With the .bai file you can randomly access any position in a BAM file. The goal is to access the region that contains reads unmapped.
samtools view -f 4 input.bam
will produce reads unmapped, but if its mate is mapped to a specific chromosome, these reads are "aligned" to a chromosome, i.e. they have a rname and a position.
I want to try and access those reads that do not contain a rname. Yes they will not be aligned (i.e. -f 4) but the set of reads that I want wont include those that have a rname.
FURTHER EXPLAINED
samtools idxstats input.bam
> ...
chrUn_gl000241 ? ? ?
chrUn_gl000242 ? ? ?
chrUn_gl000243 ? ? ?
chrUn_gl000244 ? ? ?
chrUn_gl000245 ? ? ?
chrUn_gl000246 ? ? ?
chrUn_gl000247 ? ? ?
chrUn_gl000248 ? ? ?
chrUn_gl000249 ? ? ?
* ? ? ? #<--------------------------------------I WANT THIS
I want to access the last region (i.e. the reads that do not contain a rname).
samtools view input.bam '*'
doesn't work.
These are always located at the end of a BAM file, so it seems inefficient to run throughout a BAM file to just grab these reads (i.e. I want the random access if possible).
Let me know if this makes sense.
THANKS!!!
(Additional comments: In a sorted bam file all the paired reads with both read and its pair unmapped will be moved to the bottom of the bam file. The user asked if there is any fast way to access those reads directly without going through the whole bam file. The samtools command samtools view -f 12 input.bam
takes too long.)
I don't think it's fair to say an aligner "generally" ignores unmapped reads. For instance,
bwa
doesn't do what you say.You are right. i didnt mean that they ignore it. I meant that you can pretty much control it. For bowtie you can provide --un option and it will make a new set of fastq files containing unmapped reads. I was not clear if he has used BWA.
All reads present in the FASTQ file are present in the BAM file regardless of the alignment. I'm not 100% sure of the aligner used (think its novoalign) but I hope this information helps.
I updated Question if this makes more sense
Sorry I didnt get your new question. Let me ask you:
1) Do you want reads where both reads in a pair are unmapped? 2) Do you want read where the read itself is unmapped and its paired-read can be mapped or unmapped?
I want to target a region in a BAM file that isn't aligned to anything. So yes, it would be the case that both reads in a pair are unmapped. I was just curious if this is considered a separate region in a BAM file for random access. when you run
samtools idxstats input.bam
it shows a distinct region
OK i got where is the confusion. As you want reads where both read and its pair are unmapped you thought that in a sorted bam file these reads should be at the very bottom and I think you are correct. For the other case, where one read is mapped and its pair not mapped, these reads will occur together in a sorted bam file somewhere in between depending on the coordinates of the aligned read. So if you want to filter all reads where both read and its pair are unmapped, you should use -f12 option as mentioned by "matted" . You shouldnt worry about where they exist in bam. You can get them using this command.
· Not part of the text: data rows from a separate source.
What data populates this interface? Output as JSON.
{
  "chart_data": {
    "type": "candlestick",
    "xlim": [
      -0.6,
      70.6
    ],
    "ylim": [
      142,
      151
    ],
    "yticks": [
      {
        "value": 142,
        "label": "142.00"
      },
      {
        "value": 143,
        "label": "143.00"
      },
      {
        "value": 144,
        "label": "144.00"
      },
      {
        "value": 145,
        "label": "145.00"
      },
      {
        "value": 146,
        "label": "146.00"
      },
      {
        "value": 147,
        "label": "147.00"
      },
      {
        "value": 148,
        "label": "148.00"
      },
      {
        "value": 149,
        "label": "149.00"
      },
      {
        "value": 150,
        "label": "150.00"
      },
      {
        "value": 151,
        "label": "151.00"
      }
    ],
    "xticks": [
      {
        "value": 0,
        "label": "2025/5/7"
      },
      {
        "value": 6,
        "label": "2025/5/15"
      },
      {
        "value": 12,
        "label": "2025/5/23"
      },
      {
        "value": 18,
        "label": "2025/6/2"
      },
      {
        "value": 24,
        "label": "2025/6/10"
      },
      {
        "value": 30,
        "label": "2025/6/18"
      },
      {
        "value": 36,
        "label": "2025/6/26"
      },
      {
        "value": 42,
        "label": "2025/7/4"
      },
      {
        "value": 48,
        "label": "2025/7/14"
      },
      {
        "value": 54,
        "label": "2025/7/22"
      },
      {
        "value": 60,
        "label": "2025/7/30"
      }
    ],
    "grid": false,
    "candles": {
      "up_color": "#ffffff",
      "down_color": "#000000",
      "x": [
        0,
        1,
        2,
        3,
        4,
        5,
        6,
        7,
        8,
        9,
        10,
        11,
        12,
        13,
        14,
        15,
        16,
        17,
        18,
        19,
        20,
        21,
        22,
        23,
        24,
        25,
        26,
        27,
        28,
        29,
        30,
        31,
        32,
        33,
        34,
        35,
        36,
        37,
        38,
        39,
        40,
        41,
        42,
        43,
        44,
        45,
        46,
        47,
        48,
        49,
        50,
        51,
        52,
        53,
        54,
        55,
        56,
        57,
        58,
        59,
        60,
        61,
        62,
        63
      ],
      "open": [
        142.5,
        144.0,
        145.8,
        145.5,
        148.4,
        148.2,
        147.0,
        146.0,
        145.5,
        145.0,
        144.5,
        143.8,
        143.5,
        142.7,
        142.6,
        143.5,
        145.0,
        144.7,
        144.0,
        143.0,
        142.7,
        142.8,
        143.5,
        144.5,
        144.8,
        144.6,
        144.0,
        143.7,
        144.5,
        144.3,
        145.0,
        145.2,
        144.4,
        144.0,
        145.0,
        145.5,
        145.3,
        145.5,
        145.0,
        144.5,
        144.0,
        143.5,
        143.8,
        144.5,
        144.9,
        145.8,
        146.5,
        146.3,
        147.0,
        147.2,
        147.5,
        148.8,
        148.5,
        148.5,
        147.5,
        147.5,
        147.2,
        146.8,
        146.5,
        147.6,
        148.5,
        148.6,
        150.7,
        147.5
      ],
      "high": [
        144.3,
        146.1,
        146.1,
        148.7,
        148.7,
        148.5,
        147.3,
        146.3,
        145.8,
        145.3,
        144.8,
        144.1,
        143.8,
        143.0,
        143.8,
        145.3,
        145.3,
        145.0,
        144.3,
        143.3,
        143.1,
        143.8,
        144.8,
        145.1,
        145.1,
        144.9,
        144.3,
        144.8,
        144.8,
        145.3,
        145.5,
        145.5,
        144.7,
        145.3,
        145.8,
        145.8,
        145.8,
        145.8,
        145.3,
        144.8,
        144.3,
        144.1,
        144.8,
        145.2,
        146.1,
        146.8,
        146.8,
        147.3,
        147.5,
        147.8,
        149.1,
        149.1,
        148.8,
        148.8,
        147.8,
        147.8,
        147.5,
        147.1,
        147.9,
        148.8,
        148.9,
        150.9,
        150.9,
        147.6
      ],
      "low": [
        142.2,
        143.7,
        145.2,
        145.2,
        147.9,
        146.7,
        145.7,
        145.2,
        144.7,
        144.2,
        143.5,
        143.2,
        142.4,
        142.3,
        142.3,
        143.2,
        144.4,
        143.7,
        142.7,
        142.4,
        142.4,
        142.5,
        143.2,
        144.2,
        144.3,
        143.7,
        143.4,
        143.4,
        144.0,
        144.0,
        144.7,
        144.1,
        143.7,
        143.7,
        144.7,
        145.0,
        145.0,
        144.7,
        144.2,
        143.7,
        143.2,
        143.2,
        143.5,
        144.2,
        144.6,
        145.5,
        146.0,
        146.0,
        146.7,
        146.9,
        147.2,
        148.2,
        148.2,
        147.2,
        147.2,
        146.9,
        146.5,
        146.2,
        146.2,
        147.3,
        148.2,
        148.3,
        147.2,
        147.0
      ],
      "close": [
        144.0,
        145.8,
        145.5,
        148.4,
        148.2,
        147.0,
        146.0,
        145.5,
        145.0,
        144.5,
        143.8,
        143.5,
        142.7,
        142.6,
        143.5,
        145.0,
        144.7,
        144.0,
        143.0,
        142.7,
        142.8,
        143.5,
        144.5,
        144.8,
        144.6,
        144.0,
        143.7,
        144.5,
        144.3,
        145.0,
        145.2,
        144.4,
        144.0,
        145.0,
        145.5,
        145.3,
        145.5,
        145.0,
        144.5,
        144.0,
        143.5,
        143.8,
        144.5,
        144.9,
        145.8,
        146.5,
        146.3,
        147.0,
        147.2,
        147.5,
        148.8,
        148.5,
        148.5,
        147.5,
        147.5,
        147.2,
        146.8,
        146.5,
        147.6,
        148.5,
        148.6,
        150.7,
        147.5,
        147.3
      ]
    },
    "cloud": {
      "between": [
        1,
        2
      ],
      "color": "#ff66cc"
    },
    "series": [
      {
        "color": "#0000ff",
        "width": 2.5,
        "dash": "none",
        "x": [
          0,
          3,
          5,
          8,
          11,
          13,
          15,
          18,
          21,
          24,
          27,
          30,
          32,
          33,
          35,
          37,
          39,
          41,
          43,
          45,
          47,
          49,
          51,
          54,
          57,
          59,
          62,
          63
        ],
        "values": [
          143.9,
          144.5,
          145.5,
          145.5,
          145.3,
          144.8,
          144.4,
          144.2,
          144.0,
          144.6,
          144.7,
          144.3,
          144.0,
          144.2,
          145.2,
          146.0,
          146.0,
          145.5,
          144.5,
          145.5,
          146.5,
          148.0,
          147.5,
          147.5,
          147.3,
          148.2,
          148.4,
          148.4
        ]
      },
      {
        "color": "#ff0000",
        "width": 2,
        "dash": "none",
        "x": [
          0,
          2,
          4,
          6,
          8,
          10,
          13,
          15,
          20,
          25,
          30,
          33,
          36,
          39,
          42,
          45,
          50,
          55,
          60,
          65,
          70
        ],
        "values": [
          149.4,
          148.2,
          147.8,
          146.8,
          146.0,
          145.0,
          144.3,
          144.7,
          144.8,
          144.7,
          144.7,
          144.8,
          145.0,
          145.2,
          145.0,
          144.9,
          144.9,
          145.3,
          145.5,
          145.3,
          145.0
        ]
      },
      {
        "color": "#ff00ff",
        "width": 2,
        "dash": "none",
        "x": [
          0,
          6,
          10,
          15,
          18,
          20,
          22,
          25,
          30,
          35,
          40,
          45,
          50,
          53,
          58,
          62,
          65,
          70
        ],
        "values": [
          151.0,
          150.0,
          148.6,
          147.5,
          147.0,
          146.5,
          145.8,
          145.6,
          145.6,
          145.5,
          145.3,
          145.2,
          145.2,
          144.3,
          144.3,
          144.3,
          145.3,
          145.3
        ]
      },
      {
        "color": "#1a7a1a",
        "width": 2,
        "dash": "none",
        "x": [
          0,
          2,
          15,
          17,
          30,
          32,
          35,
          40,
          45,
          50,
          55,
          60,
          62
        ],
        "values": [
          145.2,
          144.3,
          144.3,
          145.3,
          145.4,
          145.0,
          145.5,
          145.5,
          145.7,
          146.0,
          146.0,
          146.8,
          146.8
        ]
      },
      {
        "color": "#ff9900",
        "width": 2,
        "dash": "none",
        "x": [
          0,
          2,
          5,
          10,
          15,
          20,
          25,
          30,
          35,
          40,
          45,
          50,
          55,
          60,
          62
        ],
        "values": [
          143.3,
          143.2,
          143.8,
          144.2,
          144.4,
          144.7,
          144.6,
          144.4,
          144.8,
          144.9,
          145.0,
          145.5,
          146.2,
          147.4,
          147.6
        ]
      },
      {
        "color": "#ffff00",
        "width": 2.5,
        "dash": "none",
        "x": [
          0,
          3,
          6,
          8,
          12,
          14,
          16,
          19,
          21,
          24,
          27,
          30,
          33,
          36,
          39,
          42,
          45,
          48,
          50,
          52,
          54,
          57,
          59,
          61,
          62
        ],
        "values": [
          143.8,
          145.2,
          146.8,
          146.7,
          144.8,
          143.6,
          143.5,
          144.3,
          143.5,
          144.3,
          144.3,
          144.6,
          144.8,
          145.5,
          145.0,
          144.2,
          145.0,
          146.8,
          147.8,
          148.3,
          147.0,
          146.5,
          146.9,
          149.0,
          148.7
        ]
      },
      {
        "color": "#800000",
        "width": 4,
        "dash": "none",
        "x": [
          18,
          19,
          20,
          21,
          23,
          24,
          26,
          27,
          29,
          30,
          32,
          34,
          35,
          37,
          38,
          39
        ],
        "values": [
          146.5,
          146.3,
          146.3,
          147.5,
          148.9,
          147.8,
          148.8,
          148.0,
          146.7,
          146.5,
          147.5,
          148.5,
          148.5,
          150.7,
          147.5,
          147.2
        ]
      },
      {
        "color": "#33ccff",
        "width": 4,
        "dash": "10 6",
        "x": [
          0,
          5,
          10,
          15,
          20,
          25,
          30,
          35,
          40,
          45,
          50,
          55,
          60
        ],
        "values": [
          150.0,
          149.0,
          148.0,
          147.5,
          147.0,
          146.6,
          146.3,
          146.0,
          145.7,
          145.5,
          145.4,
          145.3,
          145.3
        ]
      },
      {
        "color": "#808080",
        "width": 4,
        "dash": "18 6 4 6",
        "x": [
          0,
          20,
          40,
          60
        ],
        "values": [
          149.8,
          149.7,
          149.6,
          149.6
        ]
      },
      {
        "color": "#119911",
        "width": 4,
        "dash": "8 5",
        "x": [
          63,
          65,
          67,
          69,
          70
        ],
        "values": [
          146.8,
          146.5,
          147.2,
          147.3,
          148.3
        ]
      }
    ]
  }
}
Yes, and I understand this. Just thought maybe samtools had some representation where you could randomly access this region in a BAM file (because all of these reads are located at the end so it is kind of time consuming to pull them all via samtools view -f 12)
I dont think so. You will have to go through the whole file it seems. If it is a big file it may take some time. Atleast I am not aware of any short cut that you can use.
Thanks for the help...this was my first post and I figured this might be a challenge to explain :)
You are always welcome. You started with a nice question. :-)
At least this old htslib supports such queries. Old samtools does not.